From Bermuda to Beyond:
Growing Reach for Rosedon Hotel

When Rosedon reopened with a sharper, mid-century edge - but still unmistakably Bermudian - the task wasn’t simply to announce a facelift. It was to change the way people chose the hotel: Bermudans choosing it for nights out and special events; international travellers choosing it as their design-led base in Bermuda. Two audiences, two buying cycles, one story.

A person's hand holding a smartphone with a social media post that reads "The Perfect Weekend Getaway." Next to the hand on a white surface are a beige notebook with a gold pen, a beige mug filled with coffee, and some dried leaves in the background.

An Editorial Approach to Content

We treated the relaunch like an editorial campaign that lived natively on Meta. For locals, we told a week-to-week story: what Clarabell’s (Rosedon’s trendy pizza spot) was cooking, Huckleberry’s famous brunch, and what Poolside events Rosedon had in store.

Creative moved fast. Lean, vertical video and carousels with clear “book a table” actions, so the ads felt like real life, not posters.

A woman sitting on a poolside lounge chair, wearing a bright pink top, sunglasses, and gold high-heeled sandals, with striped umbrellas in the background.

Mirroring Taste & Travel Intent

For travellers, we sequenced the narrative: first the mood (short films that introduced Rosedon’s look and the pace of a stay), then the substance (rooms, pool, gardens, the dining), then the nudge (availability cues, benefits, and time-right prompts). Same spine, different tempo.

Targeting mirrored taste as much as travel intent. Internationally, we built audiences around culture and design affinities, reaching people who embraced the Rosedon lifestyle. We then grew “warm” pools from those who demonstrated measurable intent, reaching them with further nudges to book. Bermuda stayed tight and timely: smaller radius, slightly higher frequency, and creative that matched the calendar.

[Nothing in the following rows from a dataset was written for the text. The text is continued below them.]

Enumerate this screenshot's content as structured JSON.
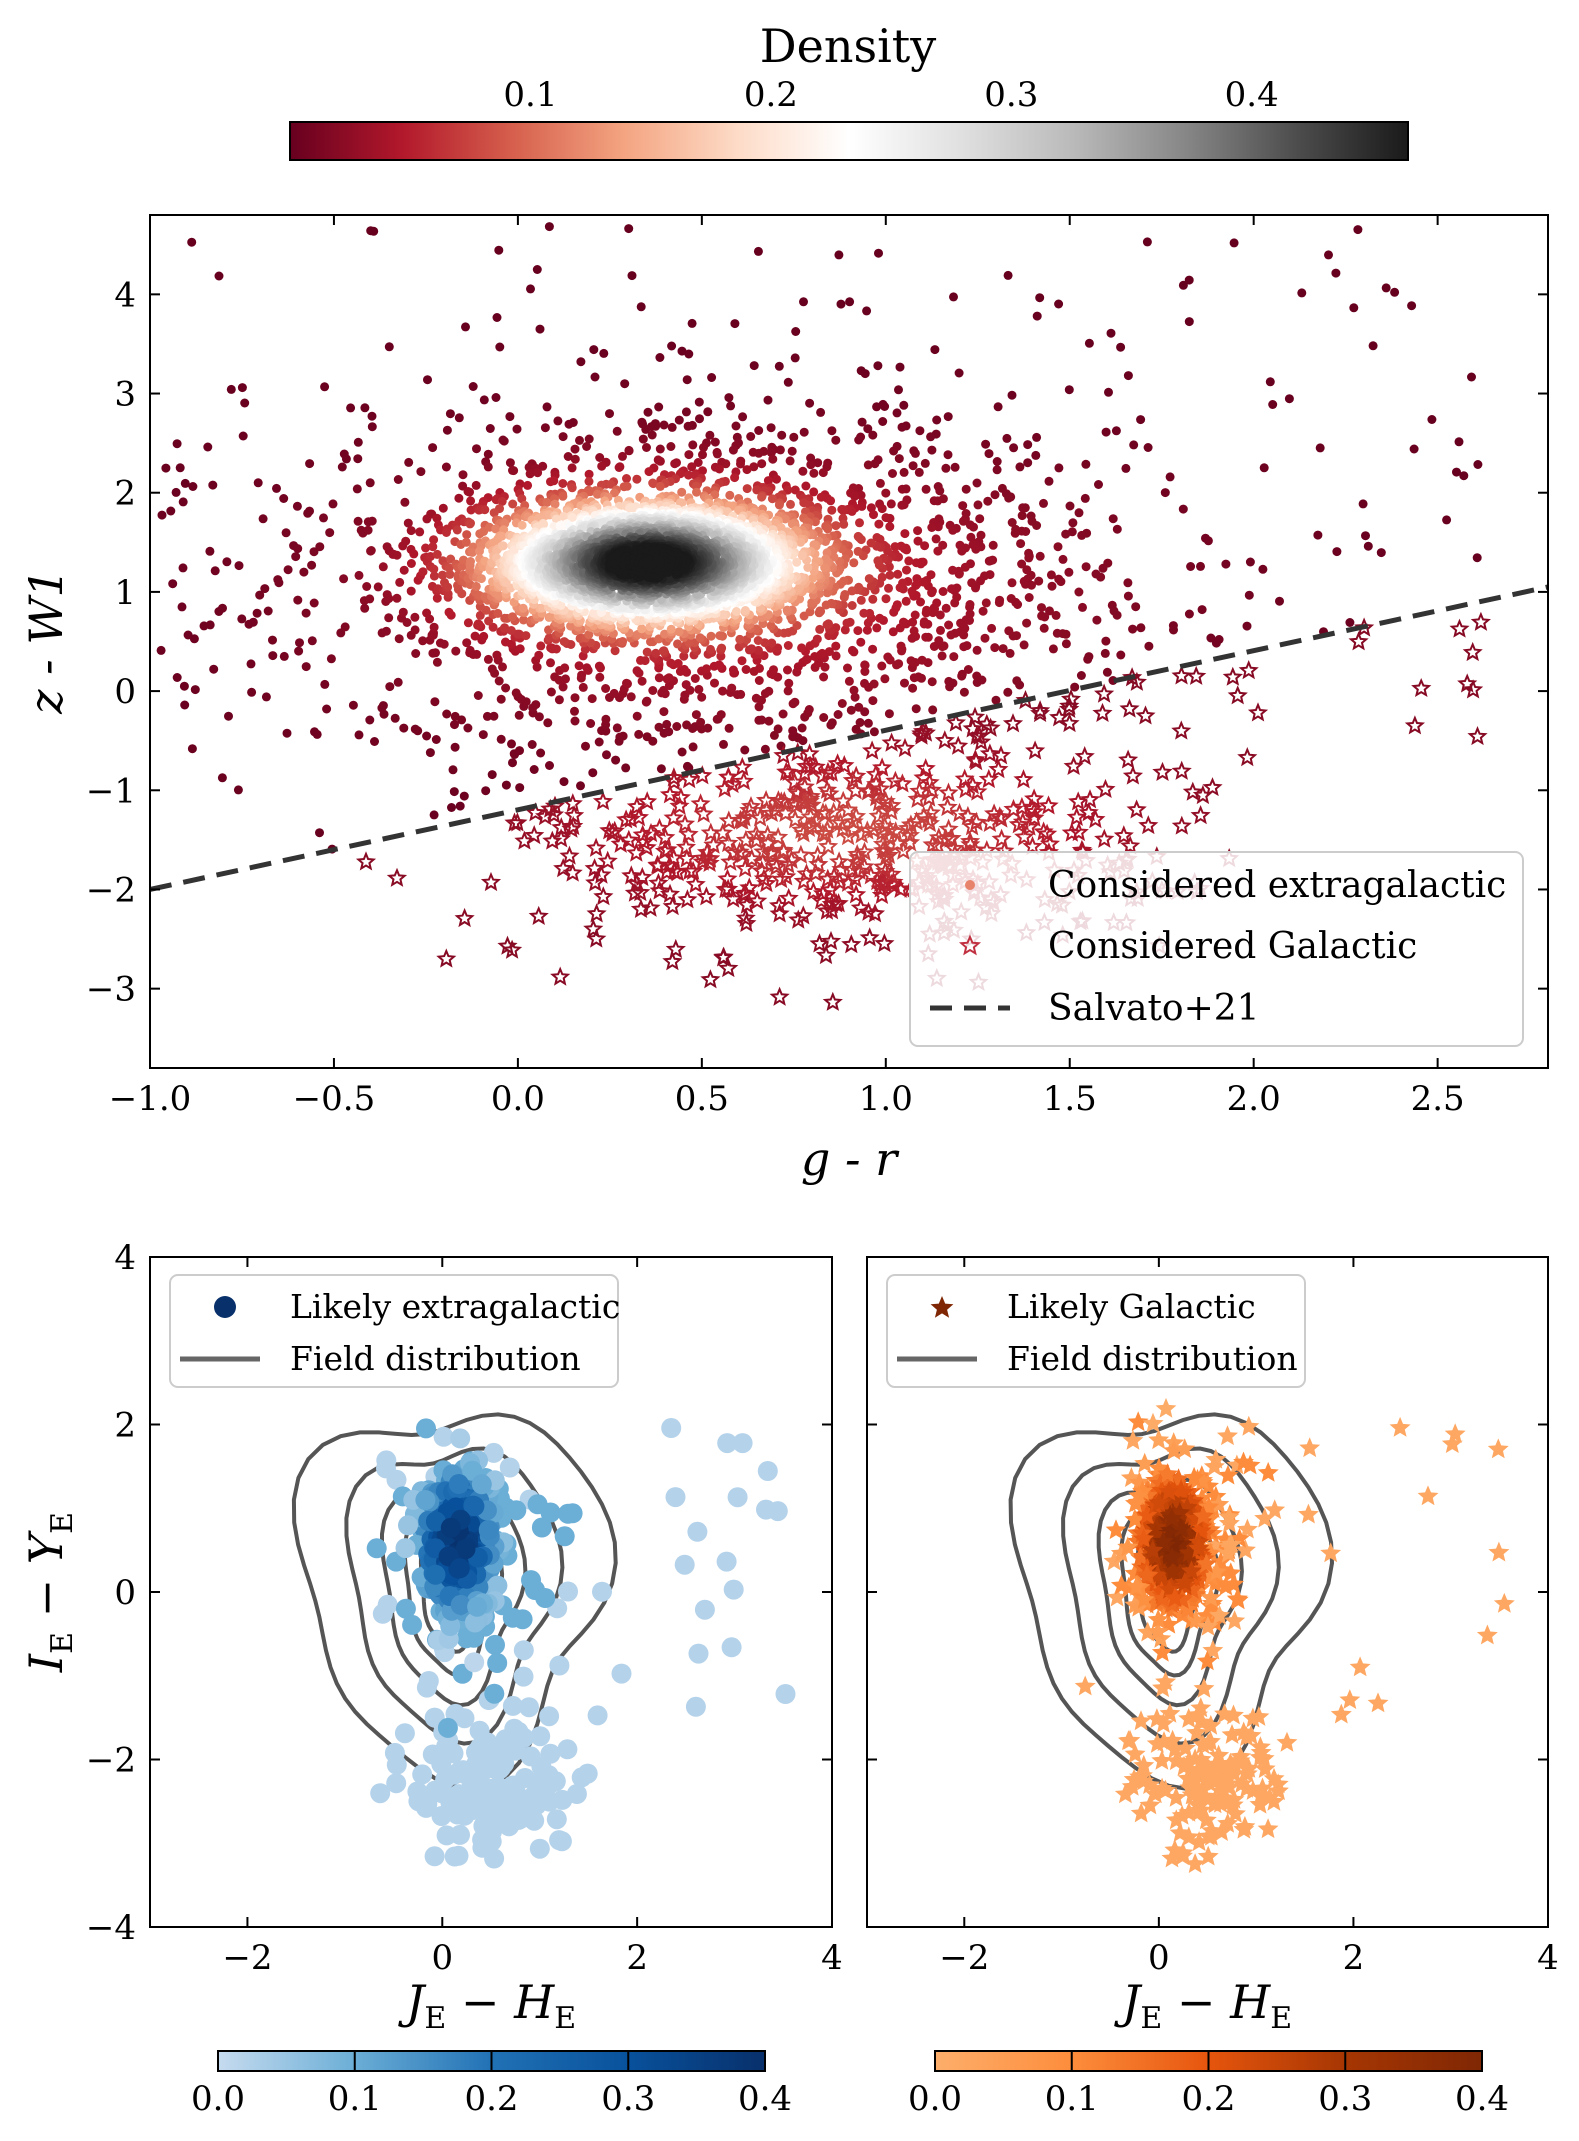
{
  "top_colorbar": {
    "title": "Density",
    "ticks": [
      "0.1",
      "0.2",
      "0.3",
      "0.4"
    ],
    "tick_values": [
      0.1,
      0.2,
      0.3,
      0.4
    ],
    "range": [
      0.0,
      0.465
    ],
    "cmap": [
      "#67001f",
      "#b2182b",
      "#d6604d",
      "#f4a582",
      "#fddbc7",
      "#ffffff",
      "#e0e0e0",
      "#bababa",
      "#878787",
      "#4d4d4d",
      "#1a1a1a"
    ]
  },
  "chart_data": [
    {
      "type": "scatter",
      "title": "",
      "xlabel": "g - r",
      "ylabel": "z - W1",
      "xlim": [
        -1.0,
        2.8
      ],
      "ylim": [
        -3.8,
        4.8
      ],
      "xticks": [
        -1.0,
        -0.5,
        0.0,
        0.5,
        1.0,
        1.5,
        2.0,
        2.5
      ],
      "xtick_labels": [
        "−1.0",
        "−0.5",
        "0.0",
        "0.5",
        "1.0",
        "1.5",
        "2.0",
        "2.5"
      ],
      "yticks": [
        -3,
        -2,
        -1,
        0,
        1,
        2,
        3,
        4
      ],
      "ytick_labels": [
        "−3",
        "−2",
        "−1",
        "0",
        "1",
        "2",
        "3",
        "4"
      ],
      "series": [
        {
          "name": "Considered extragalactic",
          "marker": "dot",
          "center": [
            0.35,
            1.3
          ],
          "note": "dense cloud, color = density"
        },
        {
          "name": "Considered Galactic",
          "marker": "star",
          "center": [
            0.9,
            -1.6
          ],
          "note": "points below Salvato+21 line"
        },
        {
          "name": "Salvato+21",
          "marker": "dashed-line",
          "x": [
            -1.0,
            2.8
          ],
          "y": [
            -2.0,
            1.05
          ]
        }
      ],
      "legend": {
        "location": "lower-right",
        "entries": [
          "Considered extragalactic",
          "Considered Galactic",
          "Salvato+21"
        ]
      }
    },
    {
      "type": "scatter",
      "xlabel": "J_E − H_E",
      "ylabel": "I_E − Y_E",
      "xlim": [
        -3,
        4
      ],
      "ylim": [
        -4,
        4
      ],
      "xticks": [
        -2,
        0,
        2,
        4
      ],
      "xtick_labels": [
        "−2",
        "0",
        "2",
        "4"
      ],
      "yticks": [
        -4,
        -2,
        0,
        2,
        4
      ],
      "ytick_labels": [
        "−4",
        "−2",
        "0",
        "2",
        "4"
      ],
      "series": [
        {
          "name": "Likely extragalactic",
          "marker": "dot",
          "color": "#08306b",
          "center": [
            0.15,
            0.6
          ]
        },
        {
          "name": "Field distribution",
          "marker": "contour",
          "color": "#555555"
        }
      ],
      "legend": {
        "location": "top-left",
        "entries": [
          "Likely extragalactic",
          "Field distribution"
        ]
      },
      "colorbar": {
        "ticks": [
          "0.0",
          "0.1",
          "0.2",
          "0.3",
          "0.4"
        ],
        "range": [
          0.0,
          0.4
        ],
        "cmap": [
          "#c6dbef",
          "#6baed6",
          "#2171b5",
          "#08519c",
          "#08306b"
        ]
      }
    },
    {
      "type": "scatter",
      "xlabel": "J_E − H_E",
      "ylabel": "",
      "xlim": [
        -3,
        4
      ],
      "ylim": [
        -4,
        4
      ],
      "xticks": [
        -2,
        0,
        2,
        4
      ],
      "xtick_labels": [
        "−2",
        "0",
        "2",
        "4"
      ],
      "series": [
        {
          "name": "Likely Galactic",
          "marker": "star",
          "color": "#7f2704",
          "center": [
            0.15,
            0.6
          ]
        },
        {
          "name": "Field distribution",
          "marker": "contour",
          "color": "#555555"
        }
      ],
      "legend": {
        "location": "top-left",
        "entries": [
          "Likely Galactic",
          "Field distribution"
        ]
      },
      "colorbar": {
        "ticks": [
          "0.0",
          "0.1",
          "0.2",
          "0.3",
          "0.4"
        ],
        "range": [
          0.0,
          0.4
        ],
        "cmap": [
          "#fdae6b",
          "#fd8d3c",
          "#e6550d",
          "#a63603",
          "#7f2704"
        ]
      }
    }
  ],
  "labels": {
    "top_x": "g - r",
    "top_y": "z - W1",
    "bottom_x_main": "J",
    "bottom_x_sub": "E",
    "bottom_x_mid": " − ",
    "bottom_x_main2": "H",
    "bottom_x_sub2": "E",
    "bottom_y_main": "I",
    "bottom_y_sub": "E",
    "bottom_y_mid": " − ",
    "bottom_y_main2": "Y",
    "bottom_y_sub2": "E"
  }
}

A straw sun hat, sunglasses, and a glass with a citrus drink on the edge of a swimming pool deck.

Measuring Success

The measurement piece mattered most. We linked Meta to Rosedon’s SynXis engine so we could follow real actions - room views, room cart, checkout, completed bookings – rather than settling for reach and hearts. For F&B, we optimised to on-site behaviours that predict covers (menu views, booking-CTA engagement) and matched them against actual service data. That closed the loop between “looks good” and “fills seats,” letting us move the budget to what truly moved the needle.

From there, we constantly evolved. Formats competed (Reels vs square video vs stills), headlines sparred (design-first vs escape-first), and we shifted spend to the combinations that won both attention and bookings. Locally we leaned in around high-demand moments to sell out the covers, and often did. 

The Results

The outcome was momentum you can measure: regular direct bookings from international markets, a steady drumbeat of F&B reservations, and event nights that tipped into “standing room only.” Return on investment continually sits in the 700–900% range.

More importantly, Rosedon’s story travelled: a small island hotel, seen (and chosen) not just because it looked different, but because the work made it feel close, relevant and bookable.